Морис проснулся на рассвете. Разбитый усталостью, он не двигался и не спускал глаз с окон, мало-помалу светлевших от свинцово-бледной зари. В этот час пробуждения с необычайной ясностью возникли отвратительные воспоминания о проигранной битве, о бегстве, о разгроме. Перед ним предстало все до мельчайших подробностей; он терзался мыслью о последствиях поражения, и эта обостренная событиями боль проникла до самых глубин его существа, словно виноват во всем был он. Он стал разбирать причины бедствия, исследуя себя, и склонен был, как обычно, грызть себя самого. Разве он не случайный прохожий на дорогах своего века, получивший блестящее образование, но потрясающе невежественный во всем, что надо знать, при этом тщеславный до слепоты, развращенный неутолимой жаждой наслаждений и мнимым благоденствием Империи? Потом перед ним встало прошлое: он вспомнил деда, родившегося в 1780 году, одного из героев великой наполеоновской армии, победителей при Аустерлице, Ваграме и Фридланде; отца, родившегося в 1811 году, опустившегося до положения мелкого чиновника, заурядного служащего, сборщика податей в Шен-Пошоле, где он и состарился.
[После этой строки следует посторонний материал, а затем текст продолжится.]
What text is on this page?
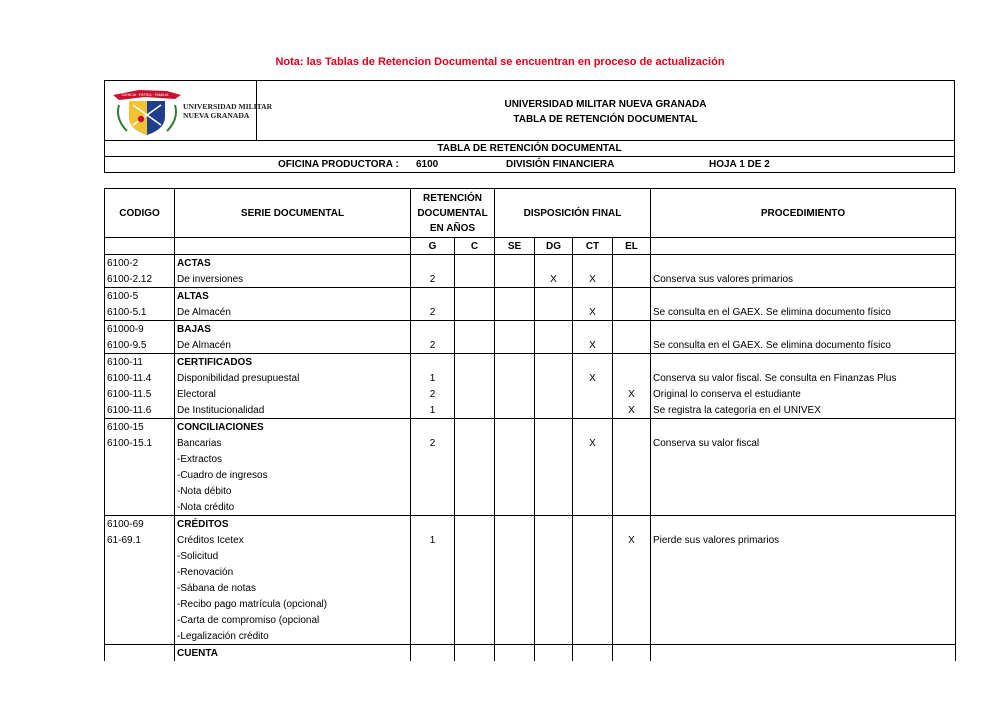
Nota: las Tablas de Retencion Documental se encuentran en proceso de actualización
CIENCIA · PATRIA · FAMILIA
UNIVERSIDAD MILITAR
NUEVA GRANADA
UNIVERSIDAD MILITAR NUEVA GRANADA
TABLA DE RETENCIÓN DOCUMENTAL
TABLA DE RETENCIÓN DOCUMENTAL
OFICINA PRODUCTORA : 6100	DIVISIÓN FINANCIERA	HOJA 1 DE 2
CODIGO	SERIE DOCUMENTAL	RETENCIÓN
DOCUMENTAL
EN AÑOS		DISPOSICIÓN FINAL				PROCEDIMIENTO
		G	C	SE	DG	CT	EL	
6100-2	ACTAS							
6100-2.12	De inversiones	2			X	X		Conserva sus valores primarios
6100-5	ALTAS							
6100-5.1	De Almacén	2				X		Se consulta en el GAEX. Se elimina documento físico
61000-9	BAJAS							
6100-9.5	De Almacén	2				X		Se consulta en el GAEX. Se elimina documento físico
6100-11	CERTIFICADOS							
6100-11.4	Disponibilidad presupuestal	1				X		Conserva su valor fiscal. Se consulta en Finanzas Plus
6100-11.5	Electoral	2					X	Original lo conserva el estudiante
6100-11.6	De Institucionalidad	1					X	Se registra la categoría en el UNIVEX
6100-15	CONCILIACIONES							
6100-15.1	Bancarias	2				X		Conserva su valor fiscal
	-Extractos							
	-Cuadro de ingresos							
	-Nota débito							
	-Nota crédito							
6100-69	CRÉDITOS							
61-69.1	Créditos Icetex	1					X	Pierde sus valores primarios
	-Solicitud							
	-Renovación							
	-Sábana de notas							
	-Recibo pago matrícula (opcional)							
	-Carta de compromiso (opcional							
	-Legalización crédito							
	CUENTA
Наконец, он сам, Морис; он родился в 1841 году, получил барское воспитание, принят в адвокатскую корпорацию, способен на злейшие безрассудства и высокие порывы, побежден под Седаном, в этой катастрофе, по-видимому, огромной и завершающей целую эпоху; при мысли о вырождении расы, которым объясняется, почему Франция, побеждавшая при дедах, могла быть побеждена при внуках, у него сжималось сердце, это — некая родовая болезнь, она медленно ухудшалась и, когда пробил час, привела к роковому концу. В случае победы он чувствовал бы себя таким бесстрашным и торжествующим! А теперь, после поражения, он, слабонервный, как женщина, поддавался безысходному отчаянию, словно рушился целый мир. Все кончено! Франция погибла! Мориса душили слезы; он зарыдал, сложил руки и, всхлипывая, стал молиться, как в детстве:
— Господи! Возьми меня!.. Господи! Возьми всех несчастных страдальцев!..
Жан, лежавший под одеялом на полу, заворочался, сел и с удивлением спросил:
— Что с тобой, голубчик?.. Ты болен?
Но, поняв, что Мориса снова обуревают мысли, от которых, по его выражению, можно спятить, он по-отечески сказал:
— Ну, что с тобой? Не стоит так расстраиваться по пустякам!
— Эх! — воскликнул Морис. — Все пропало! Теперь нас превратят в пруссаков!
Жан, человек необразованный, туго соображавший, удивился; тогда Морис стал ему объяснять, что означает истощение расы, ее вырождение, необходимость притока новой крови. Крестьянин упрямо качал головой и не соглашался.
— Как? Моя земля больше не будет моей? Я позволю пруссакам ее отобрать? Да ведь я еще не помер, у меня еще обе руки целы!.. Нет! Как бы не так!